Connor recently enlisted the Markforged Mark Two to print the entire hand—frame and fingers—with a black Onyx-Kevlar blend. That hand (left) is shown next to one that combines the Onyx-Kevlar frame with fingers made on Formlabs’ Form 2 printer. Photo courtesy of Lyman Connor, Handsmith, Inc.

“You have to have, number one, the willpower and the passion, but you have to have the technology, as well,” he said. “For me,  actually pivoting towards an SLA printer was a major step change for me, and it let me know that everything was within my grasp of completing this and making a difference in other people’s lives. At the time, I felt like I had a product, and so we pulled together Handsmith.”

Handsmith (https://handsmith.org), a 501c 3 non-profit organization (NPO) based in Roanoke, Virginia, is dedicated to raising money needed to provide high-quality bionic prosthetics to people who otherwise could not afford them. People who need a prosthetic hand, but are not eligible through insurance or cannot afford one on their own, can apply to Handsmith to begin the process of receiving one. Handsmith asks applicants to contribute at least some amount to the making of their new bionic hand, and covers the rest of the cost by drawing from its available funding. The organization works with Lyman Connor to create 3D printed bionic hands and provide them to the recipient’s local prosthetics company for proper fitting.

“It’s about impacting people’s lives, changing the demographics of who can afford a hand,” said Connor.

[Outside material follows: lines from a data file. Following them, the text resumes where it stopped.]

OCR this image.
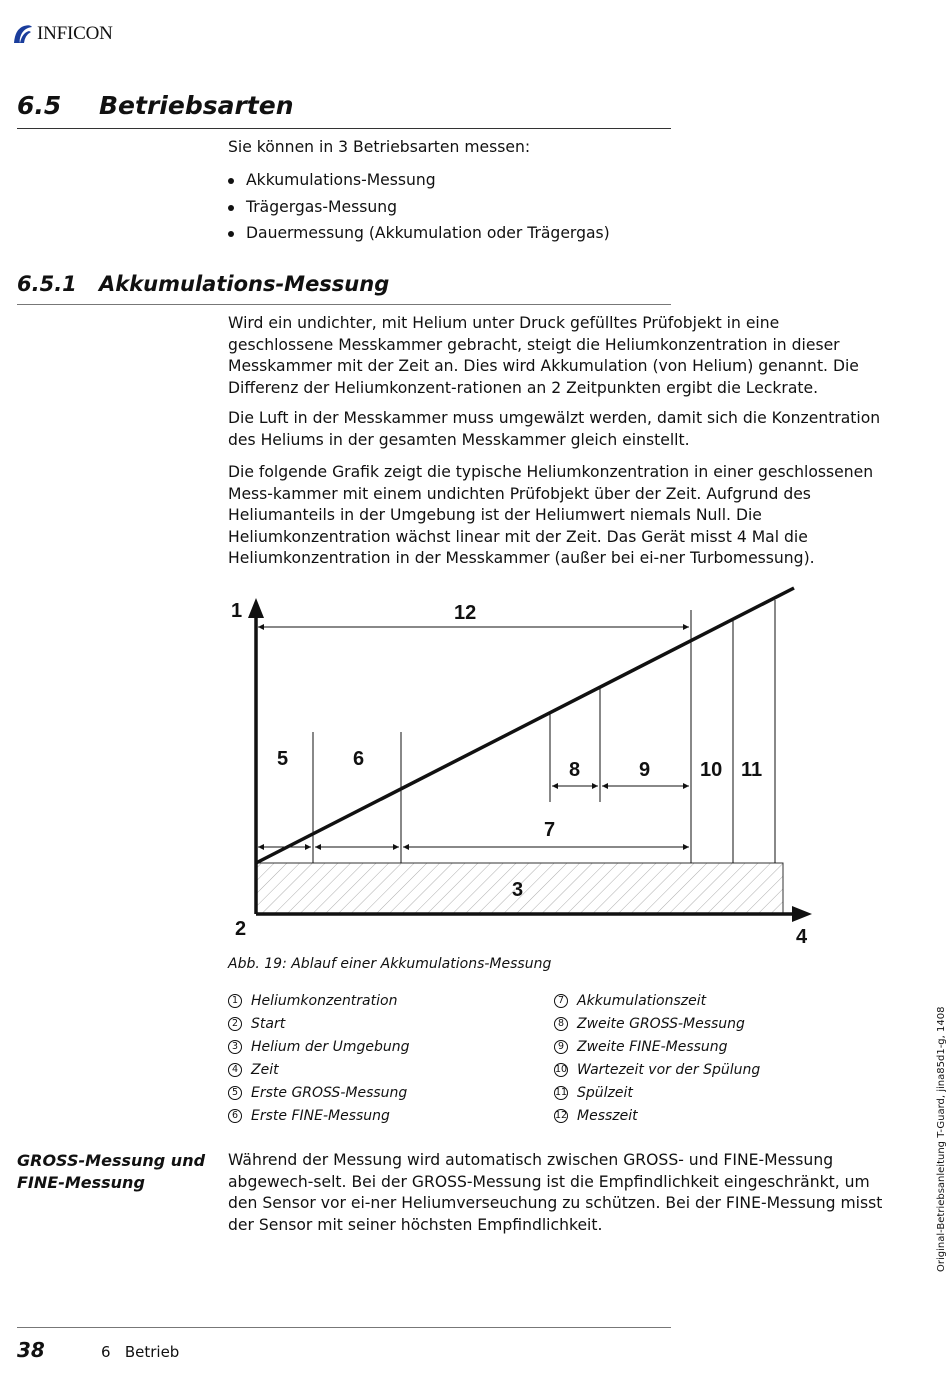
INFICON
6.5 Betriebsarten
Sie können in 3 Betriebsarten messen:
Akkumulations-Messung
Trägergas-Messung
Dauermessung (Akkumulation oder Trägergas)
6.5.1 Akkumulations-Messung
Wird ein undichter, mit Helium unter Druck gefülltes Prüfobjekt in eine geschlossene Messkammer gebracht, steigt die Heliumkonzentration in dieser Messkammer mit der Zeit an. Dies wird Akkumulation (von Helium) genannt. Die Differenz der Heliumkonzent-rationen an 2 Zeitpunkten ergibt die Leckrate.
Die Luft in der Messkammer muss umgewälzt werden, damit sich die Konzentration des Heliums in der gesamten Messkammer gleich einstellt.
Die folgende Grafik zeigt die typische Heliumkonzentration in einer geschlossenen Mess-kammer mit einem undichten Prüfobjekt über der Zeit. Aufgrund des Heliumanteils in der Umgebung ist der Heliumwert niemals Null. Die Heliumkonzentration wächst linear mit der Zeit. Das Gerät misst 4 Mal die Heliumkonzentration in der Messkammer (außer bei ei-ner Turbomessung).
1	12
5	6	8	9 10 11
7
3
2	4
Abb. 19: Ablauf einer Akkumulations-Messung
1 Heliumkonzentration
2 Start
3 Helium der Umgebung
4 Zeit
5 Erste GROSS-Messung
6 Erste FINE-Messung
7 Akkumulationszeit
8 Zweite GROSS-Messung
9 Zweite FINE-Messung
10 Wartezeit vor der Spülung
11 Spülzeit
12 Messzeit
GROSS-Messung und FINE-Messung
Während der Messung wird automatisch zwischen GROSS- und FINE-Messung abgewech-selt. Bei der GROSS-Messung ist die Empfindlichkeit eingeschränkt, um den Sensor vor ei-ner Heliumverseuchung zu schützen. Bei der FINE-Messung misst der Sensor mit seiner höchsten Empfindlichkeit.
38	6   Betrieb
Original-Betriebsanleitung T-Guard, jina85d1-g, 1408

“I’m not talking about a $50,000 or $60,000 hand. We’re going to try to do something very much cheaper, that’s qualified for Medicare or Medicaid insurance. And the nice part is that if you can’t afford a hand, come to us with what you have—it may be nothing, but you’re still going to get one.”

Connor told D2P that GE Corporate donated $10,000 to Handsmith in June 2017 through its employee matching contributions charity, matching the amount that employees raised. The funds allowed Handsmith to buy workstations to run SolidWorks and various integrated development environments (IDEs). He also said that Amazon recently reached out to Handsmith, which led to Handsmith’s becoming a registered NPO at AmazonSmile (https://smile.amazon.com).

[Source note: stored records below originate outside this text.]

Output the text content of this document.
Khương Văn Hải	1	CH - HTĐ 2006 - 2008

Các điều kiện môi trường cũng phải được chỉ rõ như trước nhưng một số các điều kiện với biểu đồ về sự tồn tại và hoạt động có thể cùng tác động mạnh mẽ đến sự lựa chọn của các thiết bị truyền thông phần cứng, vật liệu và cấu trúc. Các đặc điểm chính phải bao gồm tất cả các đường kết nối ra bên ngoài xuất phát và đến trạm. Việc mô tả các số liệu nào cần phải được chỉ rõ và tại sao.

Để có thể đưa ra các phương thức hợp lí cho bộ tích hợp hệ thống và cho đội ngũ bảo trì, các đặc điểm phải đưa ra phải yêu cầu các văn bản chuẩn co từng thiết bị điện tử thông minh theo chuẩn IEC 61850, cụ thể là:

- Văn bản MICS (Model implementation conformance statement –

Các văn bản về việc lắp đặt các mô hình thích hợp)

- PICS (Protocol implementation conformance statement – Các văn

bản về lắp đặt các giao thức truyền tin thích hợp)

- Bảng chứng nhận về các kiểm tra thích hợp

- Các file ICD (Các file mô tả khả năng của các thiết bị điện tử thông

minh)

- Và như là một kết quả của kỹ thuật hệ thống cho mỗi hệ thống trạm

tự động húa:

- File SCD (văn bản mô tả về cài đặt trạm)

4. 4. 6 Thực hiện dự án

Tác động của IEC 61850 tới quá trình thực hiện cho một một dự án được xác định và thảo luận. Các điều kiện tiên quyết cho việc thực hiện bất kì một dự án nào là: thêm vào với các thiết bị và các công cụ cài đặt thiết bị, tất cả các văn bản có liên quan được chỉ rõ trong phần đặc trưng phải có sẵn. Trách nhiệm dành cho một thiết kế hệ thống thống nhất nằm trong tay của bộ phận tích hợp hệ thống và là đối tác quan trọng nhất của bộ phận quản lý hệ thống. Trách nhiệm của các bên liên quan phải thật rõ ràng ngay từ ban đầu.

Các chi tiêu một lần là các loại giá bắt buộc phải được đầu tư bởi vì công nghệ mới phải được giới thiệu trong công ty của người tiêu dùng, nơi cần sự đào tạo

For now, Connor is focused on making the best prosthetic hands possible. He knows that if they’re well received, they could help fund the future development of other enabling devices, such as articulating wheelchairs, different trans-femoral appliances, and full arm prostheses.

“It’s all about helping people,” he said. “I’ve had people say ‘Hey, Lyman, I’ll invest $600,000. I want you to change the price of the hand, I want to change the distribution, I want this name. Let’s go, you’ve got to be all in, man, let’s do it!’ And I just said, ‘No, no thank you’ because it didn’t rest well with what I set out to do, which was to help people that don’t have hands and can’t afford them.”

Looking back on it, Connor said that his recovery from the accident gave him another chance to align his priorities in the right direction. “This is what makes me get up and run every morning,” he said. “I’ve had a life changing event, and it didn’t make me religious. It made me conscious that there are a lot of people in need on this earth, and that I have the capability to impact some of those people. I want to work as hard as I can in the time that I have left to make the biggest impact that I can.”